Tangkapan layar salah satu pelaku memukul IW di lokasi. (foto: dokumentasi korban/mistar)
Medan, MISTAR.ID - Seorang remaja berinisial IW menjadi korban pengeroyokan oleh sekelompok orang di Taman Kebun Bunga, Kecamatan Medan Petisah, Sabtu (1/8/2026). Pengeroyokan terjadi saat remaja berusia 16 Tahun itu sedang bermain skateboard di lokasi.
Kepada Mistar, IW mengaku dipukul di bagian wajah dan bagian sensitifnya ditendang. "Saya lagi latihan skateboard sama kawan. Pas lagi enak latihan tiba-tiba ada bola kaki masuk ke area kateboard park. Terus yang punya minta diambilin. Tapi kata-katanya nggak enak, kasar gitu," ujarnya, Minggu (2/8/2026).

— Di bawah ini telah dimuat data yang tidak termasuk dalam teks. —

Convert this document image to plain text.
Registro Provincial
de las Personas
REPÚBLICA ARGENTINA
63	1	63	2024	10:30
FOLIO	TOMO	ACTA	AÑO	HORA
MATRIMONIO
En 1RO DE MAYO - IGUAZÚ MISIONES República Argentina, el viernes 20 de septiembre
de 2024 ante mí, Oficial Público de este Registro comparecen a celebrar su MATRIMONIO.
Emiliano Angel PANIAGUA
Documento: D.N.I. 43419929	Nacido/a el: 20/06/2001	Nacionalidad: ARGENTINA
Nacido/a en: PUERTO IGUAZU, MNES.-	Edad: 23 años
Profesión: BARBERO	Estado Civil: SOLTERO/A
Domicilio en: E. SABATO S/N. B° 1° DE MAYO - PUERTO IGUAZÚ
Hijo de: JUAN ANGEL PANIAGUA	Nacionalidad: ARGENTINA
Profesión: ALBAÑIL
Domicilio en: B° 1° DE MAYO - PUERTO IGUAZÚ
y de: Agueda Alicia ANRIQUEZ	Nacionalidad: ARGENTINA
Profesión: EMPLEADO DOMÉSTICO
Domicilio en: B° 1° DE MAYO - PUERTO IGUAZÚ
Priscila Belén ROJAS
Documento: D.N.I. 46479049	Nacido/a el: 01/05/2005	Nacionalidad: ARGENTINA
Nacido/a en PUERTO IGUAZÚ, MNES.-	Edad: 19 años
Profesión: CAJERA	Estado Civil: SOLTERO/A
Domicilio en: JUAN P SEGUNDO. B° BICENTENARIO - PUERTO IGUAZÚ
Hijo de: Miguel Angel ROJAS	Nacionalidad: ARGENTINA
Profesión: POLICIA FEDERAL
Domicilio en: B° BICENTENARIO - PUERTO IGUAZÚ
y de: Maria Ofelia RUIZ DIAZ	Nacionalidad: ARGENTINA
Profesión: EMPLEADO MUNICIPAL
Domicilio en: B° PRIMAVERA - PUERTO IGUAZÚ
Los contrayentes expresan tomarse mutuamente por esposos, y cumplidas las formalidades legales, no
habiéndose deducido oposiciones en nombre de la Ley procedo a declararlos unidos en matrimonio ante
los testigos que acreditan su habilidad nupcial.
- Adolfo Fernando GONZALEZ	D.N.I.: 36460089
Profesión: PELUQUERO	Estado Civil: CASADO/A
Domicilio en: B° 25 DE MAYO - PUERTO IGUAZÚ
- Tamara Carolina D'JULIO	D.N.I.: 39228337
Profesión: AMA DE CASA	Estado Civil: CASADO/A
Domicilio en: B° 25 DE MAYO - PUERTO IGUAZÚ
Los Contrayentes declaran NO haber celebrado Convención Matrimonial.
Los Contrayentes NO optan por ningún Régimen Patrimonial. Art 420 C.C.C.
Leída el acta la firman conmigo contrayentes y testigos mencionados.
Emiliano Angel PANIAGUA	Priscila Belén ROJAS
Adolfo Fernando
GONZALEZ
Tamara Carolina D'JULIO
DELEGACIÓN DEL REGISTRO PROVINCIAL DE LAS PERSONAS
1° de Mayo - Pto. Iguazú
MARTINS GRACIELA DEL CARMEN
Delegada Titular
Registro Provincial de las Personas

Menurutnya, pemilik bola kaki tersebut merupakan warga sekitar. Mendengar ucapan tersebut, IW dan temannya mengingatkan pemilik bola agar tak mengeluarkan kata kasar dan kotor. Meski begitu, salah satu rekan IW tetap mengambilkan bola dan melemparkannya ke arah pemilik.

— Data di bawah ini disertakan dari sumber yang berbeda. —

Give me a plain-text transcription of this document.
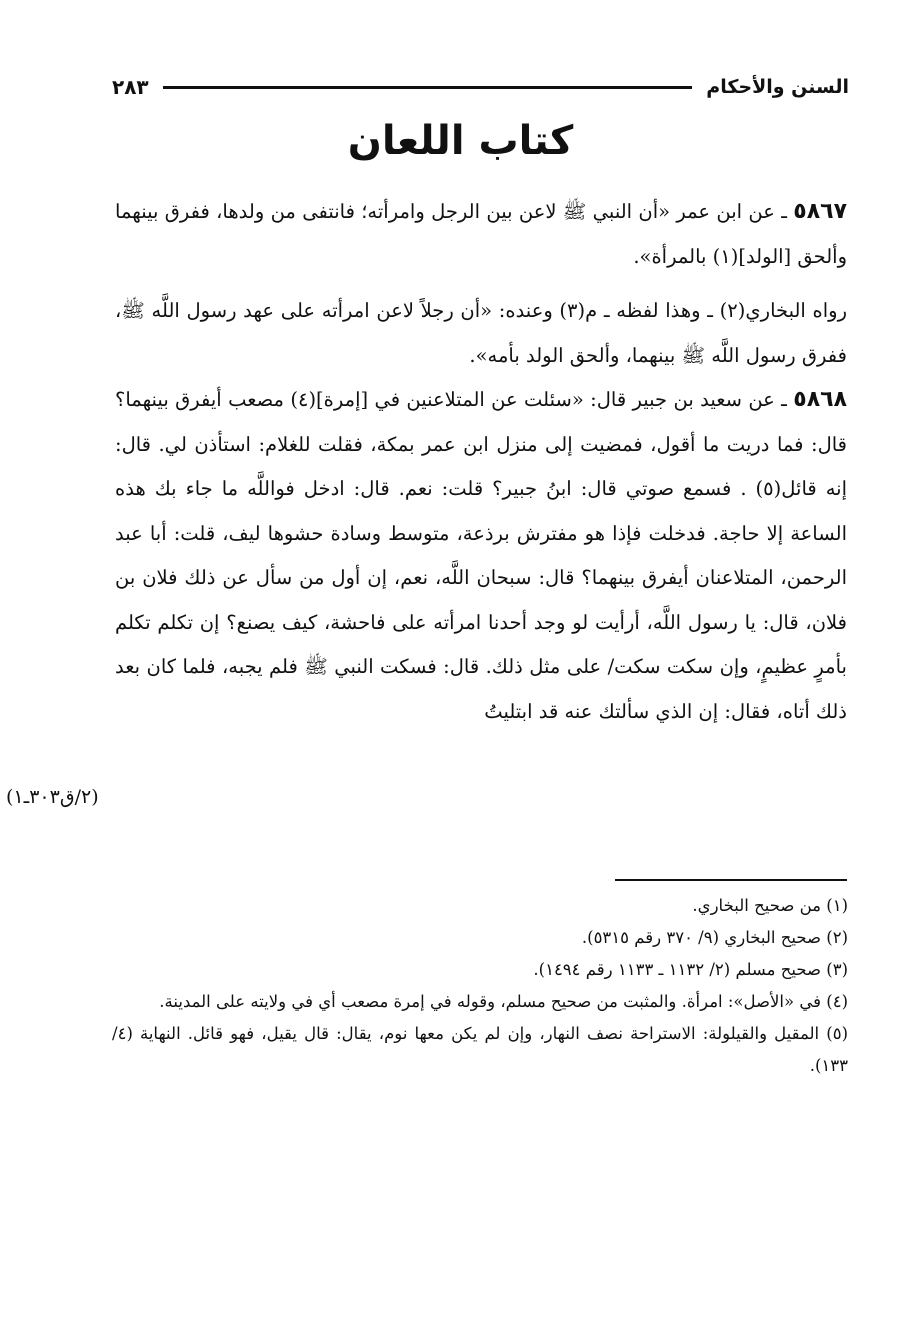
السنن والأحكام
٢٨٣
كتاب اللعان

٥٨٦٧ ـ عن ابن عمر «أن النبي ﷺ لاعن بين الرجل وامرأته؛ فانتفى من ولدها، ففرق بينهما وألحق [الولد](١) بالمرأة».

رواه البخاري(٢) ـ وهذا لفظه ـ م(٣) وعنده: «أن رجلاً لاعن امرأته على عهد رسول اللَّه ﷺ، ففرق رسول اللَّه ﷺ بينهما، وألحق الولد بأمه».

٥٨٦٨ ـ عن سعيد بن جبير قال: «سئلت عن المتلاعنين في [إمرة](٤) مصعب أيفرق بينهما؟ قال: فما دريت ما أقول، فمضيت إلى منزل ابن عمر بمكة، فقلت للغلام: استأذن لي. قال: إنه قائل(٥) . فسمع صوتي قال: ابنُ جبير؟ قلت: نعم. قال: ادخل فواللَّه ما جاء بك هذه الساعة إلا حاجة. فدخلت فإذا هو مفترش برذعة، متوسط وسادة حشوها ليف، قلت: أبا عبد الرحمن، المتلاعنان أيفرق بينهما؟ قال: سبحان اللَّه، نعم، إن أول من سأل عن ذلك فلان بن فلان، قال: يا رسول اللَّه، أرأيت لو وجد أحدنا امرأته على فاحشة، كيف يصنع؟ إن تكلم تكلم بأمرٍ عظيمٍ، وإن سكت سكت/ على مثل ذلك. قال: فسكت النبي ﷺ فلم يجبه، فلما كان بعد ذلك أتاه، فقال: إن الذي سألتك عنه قد ابتليتُ

(٢/ق٣٠٣ـ١)

(١) من صحيح البخاري.

(٢) صحيح البخاري (٩/ ٣٧٠ رقم ٥٣١٥).

(٣) صحيح مسلم (٢/ ١١٣٢ ـ ١١٣٣ رقم ١٤٩٤).

(٤) في «الأصل»: امرأة. والمثبت من صحيح مسلم، وقوله في إمرة مصعب أي في ولايته على المدينة.

(٥) المقيل والقيلولة: الاستراحة نصف النهار، وإن لم يكن معها نوم، يقال: قال يقيل، فهو قائل. النهاية (٤/ ١٣٣).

"Kami bilang, kalau minta tolong bagus lah kata-katanya. Jangan pakai bahasa kotor. Terus bola diambil kawan dan dilempar ke mereka. Tapi lemparannya nggak nyampe, balik lagi ke area skateboard," katanya.
Melihat itu, pemilik bola kembali melontarkan kata-kata kotor ke IW dan temannya. Perdebatan pun terjadi hingga salah seorang perempuan, diduga orang tua pemilik bola ikut menghampiri IW dan diduga mengajak para pemuda setempat.
"Di situ kami dipukuli rame-rame. Banyak juga yang merekam pemukulan itu," ucapnya.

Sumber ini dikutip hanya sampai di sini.